Go to ServiceNow > Workflow > Workflow Editor
Click New Workflow
- Name: Provision VM
- Table: Requested Item (sc_req_item)
Click Submit
Click the line connecting the two blocks (it turns blue when clicked)
Delete the line by pressing Delete on your keyboard
Select the Core tab (upper right corner)
Expand Core Activities > Utilities
Drag "Run script" to the workflow editor
Paste the code you have obtained earlier when you clicked "Preview Script Usage".
Adjust the script so it looks like this:
try {
var r = new sn_ws.RESTMessageV2('AAP', 'VM');
var operating_system = current.variables["operating_system"];
var size = current.variables["size"];
var backup = current.variables["backup"];
var monitoring = current.variables["monitoring"];
r.setStringParameterNoEscape('operating_system', operating_system);
r.setStringParameterNoEscape('size', size);
r.setStringParameterNoEscape('backup', backup);
r.setStringParameterNoEscape('monitoring', monitoring);
var response = r.execute();
var responseBody = response.getBody();
var httpStatus = response.getStatusCode();
}
catch(ex) {
var message = ex.message;
}
I added 4 var lines in the script. Those allow to pass the parameters of the requested VM to the REST call.
Click Submit
Link the Begin block to the Run script block by dragging the mouse between both blocks.
Link the Run script block to the End block
Click the Hamburger menu (3 lines icon in upper left corner)
Click Publish
Leave the editor
If you'd like, you can even pass ServiceNow information to the AAP workflow!
Passing ServiceNow info to AAP opens up possibilities:
- updating the request automatically and in real time
- closing the request automatically if the AAP workflow is successful (AAP has a supported collection to achieve this)
- ...
In ServiceNow workflow editor, use this piece of code instead.
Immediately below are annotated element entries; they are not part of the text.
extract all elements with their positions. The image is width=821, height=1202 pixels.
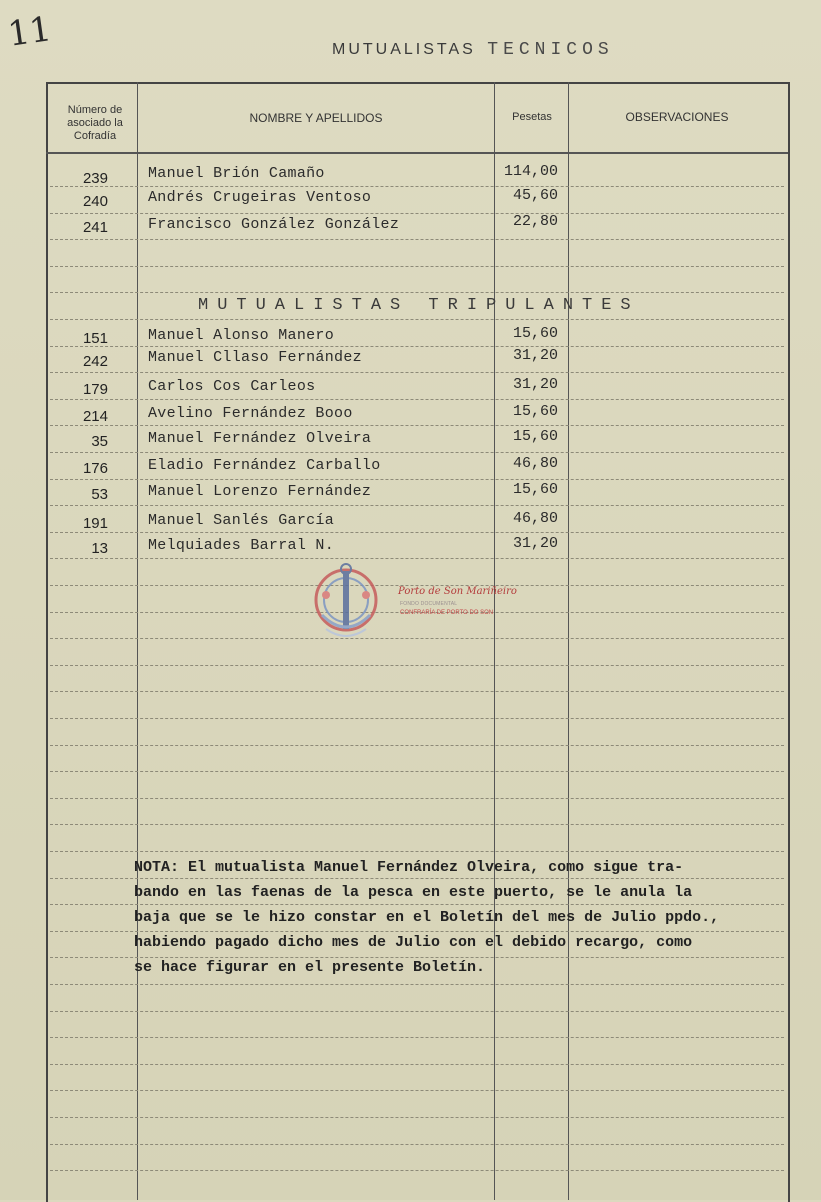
member-amount: 15,60 [512,403,558,420]
member-number: 214 [82,408,108,425]
title-printed: MUTUALISTAS [332,41,476,58]
ruled-line [50,452,784,453]
header-number: Número de asociado la Cofradía [67,104,123,142]
ruled-line [50,266,784,267]
member-amount: 45,60 [512,187,558,204]
member-name: Carlos Cos Carleos [148,378,316,395]
column-divider [137,82,138,1200]
ruled-line [50,1090,784,1091]
header-name: NOMBRE Y APELLIDOS [249,111,383,125]
ruled-line [50,1117,784,1118]
ruled-line [50,1170,784,1171]
ruled-line [50,771,784,772]
member-name: Manuel Cllaso Fernández [148,349,362,366]
ruled-line [50,1011,784,1012]
ruled-line [50,292,784,293]
ruled-line [50,851,784,852]
ruled-line [50,691,784,692]
ruled-line [50,346,784,347]
member-name: Francisco González González [148,216,400,233]
ruled-line [50,186,784,187]
member-number: 239 [82,170,108,187]
page-title [332,40,614,60]
stamp-line-3: CONFRARÍA DE PORTO DO SON [400,610,494,616]
member-name: Manuel Alonso Manero [148,327,335,344]
title-typed: TECNICOS [487,40,614,60]
corner-mark: 11 [5,9,54,55]
member-amount: 31,20 [512,535,558,552]
header-pesetas: Pesetas [512,111,552,123]
section-title: MUTUALISTAS TRIPULANTES [198,296,640,315]
nota-line: bando en las faenas de la pesca en este puerto, se le anula la [134,884,693,901]
member-name: Manuel Lorenzo Fernández [148,483,372,500]
ruled-line [50,372,784,373]
ruled-line [50,824,784,825]
ruled-line [50,1144,784,1145]
member-number: 13 [91,540,108,557]
ruled-line [50,399,784,400]
ruled-line [50,425,784,426]
stamp-line-2: FONDO DOCUMENTAL [400,601,458,607]
member-amount: 114,00 [503,163,558,180]
member-name: Andrés Crugeiras Ventoso [148,189,372,206]
ruled-line [50,239,784,240]
member-name: Eladio Fernández Carballo [148,457,381,474]
member-amount: 31,20 [512,376,558,393]
nota-line: NOTA: El mutualista Manuel Fernández Olveira, como sigue tra- [134,859,684,876]
member-name: Manuel Sanlés García [148,512,335,529]
nota-line: habiendo pagado dicho mes de Julio con el debido recargo, como [134,934,693,951]
ruled-line [50,798,784,799]
header-observaciones: OBSERVACIONES [625,110,729,124]
ruled-line [50,718,784,719]
ruled-line [50,319,784,320]
member-amount: 31,20 [512,347,558,364]
ruled-line [50,1037,784,1038]
member-number: 179 [82,381,108,398]
ruled-line [50,213,784,214]
member-amount: 22,80 [512,213,558,230]
ruled-line [50,532,784,533]
member-number: 241 [82,219,108,236]
ruled-line [50,665,784,666]
stamp-line-1: Porto de Son Mariñeiro [398,586,517,597]
nota-line: se hace figurar en el presente Boletín. [134,959,486,976]
member-amount: 46,80 [512,510,558,527]
member-number: 176 [82,460,108,477]
member-amount: 15,60 [512,428,558,445]
member-number: 242 [82,353,108,370]
ruled-line [50,745,784,746]
member-number: 240 [82,193,108,210]
member-amount: 15,60 [512,325,558,342]
header-separator [46,152,788,154]
member-amount: 15,60 [512,481,558,498]
member-number: 191 [82,515,108,532]
nota-paragraph [134,855,784,980]
member-name: Manuel Fernández Olveira [148,430,372,447]
ruled-line [50,1064,784,1065]
nota-line: baja que se le hizo constar en el Boletín del mes de Julio ppdo., [134,909,720,926]
column-divider [568,82,569,1200]
ruled-line [50,505,784,506]
member-number: 53 [91,486,108,503]
member-number: 151 [82,330,108,347]
member-name: Avelino Fernández Booo [148,405,353,422]
ruled-line [50,984,784,985]
ruled-line [50,479,784,480]
member-number: 35 [91,433,108,450]
member-name: Melquiades Barral N. [148,537,335,554]
member-amount: 46,80 [512,455,558,472]
member-name: Manuel Brión Camaño [148,165,325,182]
You'll need to adjust the REST message variable substitutions accordingly.
try {
var r = new sn_ws.RESTMessageV2('AAP_swains', 'VM');
var operating_system = current.variables["operating_system"];
var size = current.variables["size"];
var backup = current.variables["backup"];
var monitoring = current.variables["monitoring"];
var servicenow_sys_id = current.sys_id;
var ritm = new GlideRecord('sc_req_item');
if (ritm.get(servicenow_sys_id)) {
var servicenow_ritm = ritm.number;
ritm.update();
}
r.setStringParameterNoEscape('operating_system', operating_system);
r.setStringParameterNoEscape('size', size);
r.setStringParameterNoEscape('backup', backup);
r.setStringParameterNoEscape('monitoring', monitoring);
r.setStringParameterNoEscape('servicenow_sys_id', servicenow_sys_id);
r.setStringParameterNoEscape('servicenow_ritm', servicenow_ritm);
var response = r.execute();
var responseBody = response.getBody();
var httpStatus = response.getStatusCode();
}
catch(ex) {
var message = ex.message;
}
Go to ServiceNow > Service Catalog > Catalog Definitions > Maintain Items
Click New
- name: Virtual Machine
- Catalog (unlock first): Service catalog
- Category: Hardware
Click Process Engine tab
- Flow: leave blank
- Workflow: Provision VM (it should auto fill)
Click Submit
Choose "Fully automated" under Fullfillment automation level.
Create 4 variables under the variables tab.
Create two multiple choices for operating system and size.
Create two checkboxes for monitoring and backup agent.
Click Update at the top.
Go to ServiceNow > Self-service > Service Catalog
Choose Hardware
Click "Virtual Machine"
Click Order now
Go to AAP > Views > Logs
You should see the workflow running.
Install the ServiceNow app called "Now Mobile"
https://apps.apple.com/us/app/now-mobile/id1469616608
https://play.google.com/store/apps/details?id=com.servicenow.requestor&hl=en&gl=US&pli=1
Log into your instance on your mobile app
In your web browser, go to ServiceNow > System Mobile > Now Mobile App > Navigation Bar
Click on Now Mobile Nav
Click Create New Tab
- Navigation bar: Now Mobile Nav
- Launcher Screen: Services
Click Submit
Refresh your Mobile app, you should now see a "Services" section appear in the lower menu.
Go to Mobile App > Services > Hardware > Others > Virtual Machine
Click "Order now"
Click "Checkout"
In your web browser, go to AAP > Views > Logs
You should see your workflow running.